Comment 3 for bug 1297248

Revision history for this message
Tetsuo Handa (9-launchpad-i-love-sakura-ne-jp) wrote :

All the detail is in Bug #1276705.

(1) Currently finit_module() of mptsas kernel module does need more than
    30 seconds to initialize LSI SAS1068E disk.

(2) Currently systemd-udevd unconditionally sends SIGKILL upon hardcoded
    30 seconds timeout. As a result, finit_module() of mptsas kernel
    module receives SIGKILL when waiting for error handler thread to be
    started.

(3) Before commit 786235ee was applied, finit_module() receiving SIGKILL
    was no problem because kthread_create() ignored SIGKILL when waiting
    for error handler thread to be started. But after commit 786235ee was
    applied, finit_module() receiving SIGKILL is a problem because
    kthread_create() no longer ignores SIGKILL when waiting for error
    handler thread to be started. As a result, finit_module() of mptsas
    kernel module failed to initialize LSI SAS1068E disk, leading to
    a boot failure.

Commit 786235ee was meant for helping OOM killer to terminate the victim
process immediately when the victim process is unable to be terminated
due to waiting for kthreadd process to complete memory allocation.
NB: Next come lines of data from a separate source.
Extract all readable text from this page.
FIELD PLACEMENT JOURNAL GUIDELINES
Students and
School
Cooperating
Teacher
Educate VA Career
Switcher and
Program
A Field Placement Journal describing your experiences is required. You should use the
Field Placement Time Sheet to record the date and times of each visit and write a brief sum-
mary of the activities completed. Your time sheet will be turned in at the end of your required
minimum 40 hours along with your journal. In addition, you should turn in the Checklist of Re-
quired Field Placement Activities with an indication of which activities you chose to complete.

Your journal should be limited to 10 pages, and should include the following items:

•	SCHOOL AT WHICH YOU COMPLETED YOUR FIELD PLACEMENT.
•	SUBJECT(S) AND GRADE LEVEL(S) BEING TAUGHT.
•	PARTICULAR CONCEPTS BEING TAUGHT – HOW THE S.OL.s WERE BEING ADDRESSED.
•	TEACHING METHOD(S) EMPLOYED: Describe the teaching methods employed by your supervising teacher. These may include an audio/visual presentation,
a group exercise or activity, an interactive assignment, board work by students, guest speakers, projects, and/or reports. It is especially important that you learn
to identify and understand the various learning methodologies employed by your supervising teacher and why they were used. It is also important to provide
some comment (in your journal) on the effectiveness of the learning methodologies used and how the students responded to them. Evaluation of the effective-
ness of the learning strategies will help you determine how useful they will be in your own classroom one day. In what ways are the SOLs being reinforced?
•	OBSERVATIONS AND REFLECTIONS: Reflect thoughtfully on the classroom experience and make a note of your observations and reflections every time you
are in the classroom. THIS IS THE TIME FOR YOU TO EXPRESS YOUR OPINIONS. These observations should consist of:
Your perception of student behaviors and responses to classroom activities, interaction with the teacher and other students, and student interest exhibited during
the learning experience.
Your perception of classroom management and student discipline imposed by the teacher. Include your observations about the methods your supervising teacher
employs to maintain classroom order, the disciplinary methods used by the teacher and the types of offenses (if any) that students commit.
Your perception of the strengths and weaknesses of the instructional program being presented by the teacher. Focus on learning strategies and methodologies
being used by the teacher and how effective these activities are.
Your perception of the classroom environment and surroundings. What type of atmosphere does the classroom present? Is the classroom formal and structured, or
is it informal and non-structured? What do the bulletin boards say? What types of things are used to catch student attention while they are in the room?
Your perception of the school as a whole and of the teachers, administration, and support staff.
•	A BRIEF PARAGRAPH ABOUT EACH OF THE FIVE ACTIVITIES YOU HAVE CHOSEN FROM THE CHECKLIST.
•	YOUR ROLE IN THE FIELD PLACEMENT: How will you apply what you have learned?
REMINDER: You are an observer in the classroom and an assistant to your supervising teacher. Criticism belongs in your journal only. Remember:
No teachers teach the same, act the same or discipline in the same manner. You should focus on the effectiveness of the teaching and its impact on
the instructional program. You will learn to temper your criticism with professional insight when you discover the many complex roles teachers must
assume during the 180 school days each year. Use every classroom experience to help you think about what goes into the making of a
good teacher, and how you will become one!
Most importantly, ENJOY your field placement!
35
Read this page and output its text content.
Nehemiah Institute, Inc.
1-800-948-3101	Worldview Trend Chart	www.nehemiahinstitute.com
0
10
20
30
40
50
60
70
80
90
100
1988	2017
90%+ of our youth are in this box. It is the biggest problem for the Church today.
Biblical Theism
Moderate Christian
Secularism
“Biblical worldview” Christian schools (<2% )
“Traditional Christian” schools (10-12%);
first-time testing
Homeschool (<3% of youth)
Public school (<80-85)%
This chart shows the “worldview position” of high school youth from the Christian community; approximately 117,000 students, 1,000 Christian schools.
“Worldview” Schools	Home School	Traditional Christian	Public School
Kernel developers think that it is a systemd's bug because any thread
who received SIGKILL has a right to terminate immediately. Therefore,
reverting commit 786235ee is not acceptable for kernel developers.

On the other hand, systemd developers think that it is a kernel's bug
because finit_module() should return within 30 seconds. Therefore,
changing to longer timeout is not acceptable for systemd developers.

Since there was no time to wait for systemd to allow longer timeout,
Bug #1276705 used a SAUCE patch that allows kthread_create() to ignore
SIGKILL up to 10 seconds. We used a SAUCE patch for Ubuntu 14.04, but
we don't want to carry this SAUCE patch forever.